Quote:
Originally Posted by DiapDealer
[...] It just guesses what should be an opening quote or a closing quote or an apostrophe. It's guessing extremely well in my experience. Granted; I'm sure there's certain complex quotation situations (or extra spacing between words and quotation marks) where the algorithm may fail ... but I gave up worrying about it. I don't deal with anything that complex (quotationally speaking).  It handles nested quotes and continuation quotes (no closing quote for the previous para) just fine in my experience.
|
There was also this topic a few years back which discussed Smarten Punctuation breaking due to spaces before/after quotation marks:
https://www.mobileread.com/forums/sho...d.php?t=171920
Which ALSO reminded me of another case where I have seen it break, is when a closing quote is right before/after an em or en dash. Again, I don't have any specific examples on hand, but I can recall it happening.

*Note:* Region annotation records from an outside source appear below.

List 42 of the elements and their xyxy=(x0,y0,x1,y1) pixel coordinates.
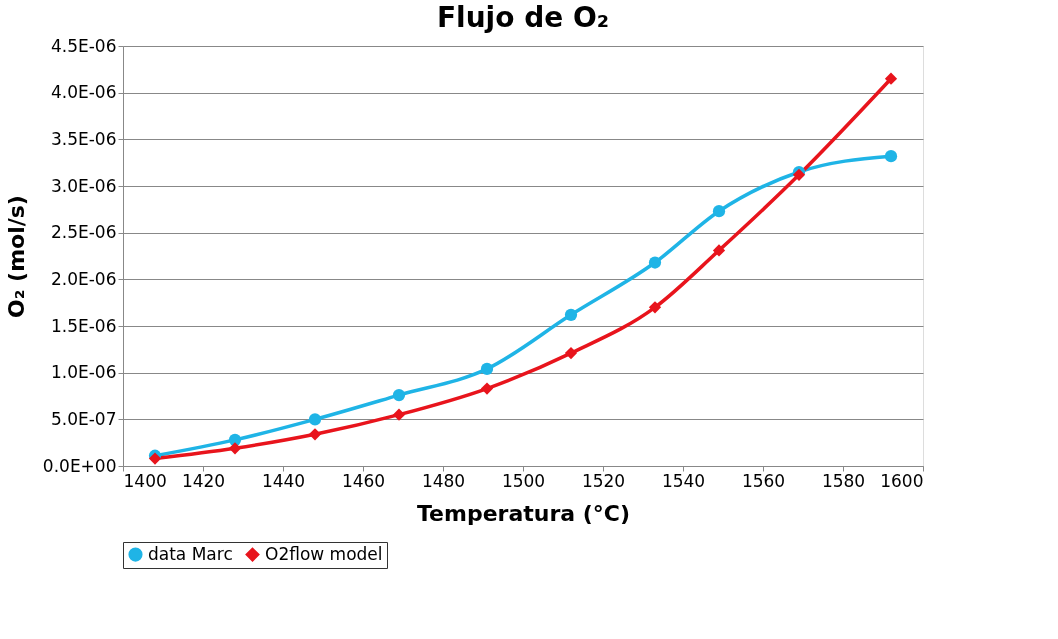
x-tick-label: 1520 xyxy=(581,470,626,491)
y-tick-label: 1.0E-06 xyxy=(50,362,117,383)
y-tick-label: 1.5E-06 xyxy=(50,315,117,336)
x-tick-label: 1400 xyxy=(123,470,167,491)
x-axis-title: Temperatura (°C) xyxy=(416,500,631,526)
point xyxy=(564,346,578,360)
y-tick-label: 3.0E-06 xyxy=(50,175,117,196)
y-tick-label: 5.0E-07 xyxy=(50,408,117,429)
x-tick-label: 1420 xyxy=(181,470,226,491)
point xyxy=(564,308,578,321)
point xyxy=(884,72,898,85)
y-tick-label: 3.5E-06 xyxy=(50,128,117,149)
x-tick-label: 1500 xyxy=(501,470,546,491)
x-tick-label: 1480 xyxy=(421,470,466,491)
y-axis-title: O₂ (mol/s) xyxy=(3,195,29,318)
point xyxy=(480,382,494,395)
x-tick-label: 1560 xyxy=(741,470,786,491)
point xyxy=(712,244,726,257)
point xyxy=(648,256,662,269)
x-tick-label: 1580 xyxy=(821,470,866,491)
y-tick-label: 4.0E-06 xyxy=(50,82,117,103)
y-tick-label: 0.0E+00 xyxy=(42,455,117,476)
legend-label: O2flow model xyxy=(265,543,383,564)
point xyxy=(228,442,242,455)
point xyxy=(648,301,662,314)
point xyxy=(480,362,494,376)
point xyxy=(392,388,406,402)
x-tick-label: 1600 xyxy=(880,470,924,491)
x-tick-label: 1440 xyxy=(261,470,306,491)
legend-label: data Marc xyxy=(148,543,233,564)
chart-title: Flujo de O₂ xyxy=(436,1,610,34)
point xyxy=(884,150,898,163)
point xyxy=(308,413,322,426)
x-tick-label: 1460 xyxy=(341,470,386,491)
point xyxy=(308,428,322,441)
y-tick-label: 4.5E-06 xyxy=(50,35,117,56)
point xyxy=(392,408,406,421)
y-tick-label: 2.0E-06 xyxy=(50,268,117,289)
point xyxy=(228,433,242,446)
x-tick-label: 1540 xyxy=(661,470,706,491)
point xyxy=(712,205,726,218)
y-tick-label: 2.5E-06 xyxy=(50,222,117,243)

And I thought of another example while I was OCRing last night, where "quotations" just get MANGLED. I deal with a lot of equations in text as well, and there are many cases of using "prime", "double prime", "triple prime", etc. etc. So x', y', m'', t'''. Again, I would avoid using the actual "prime" characters, and stick with the dumb equivalent (because of font issues on certain devices).
In some cases, there are HUNDREDS of "primes" throughout the text, and running the Smartening Algorithms will also just completely mangle those (and mangle subsequent quotation marks).
Quote:
Originally Posted by DiapDealer
You may appreciate the plugin's ability to consult a user-defined, custom list of words that start with apostrophes.
|
Sounds fantastic, next time I have to run it, I will let you know. Currently, I have another large journal I am OCRing. This time, instead of a ~2 million word journal, it is just a lowly ~1.1 million words.
Quote:
Originally Posted by BetterRed
|
Yes yes, I believe that might have been the topic. I knew it was hiding there somewhere. Usually I am good at hunting down these older posts. (or stumbling upon other posts, like that one you mentioned Tex2002ans + LaTeX!)
I really have to get around to organizing/categorizing older posts. So much good information just gets lost in the abyss!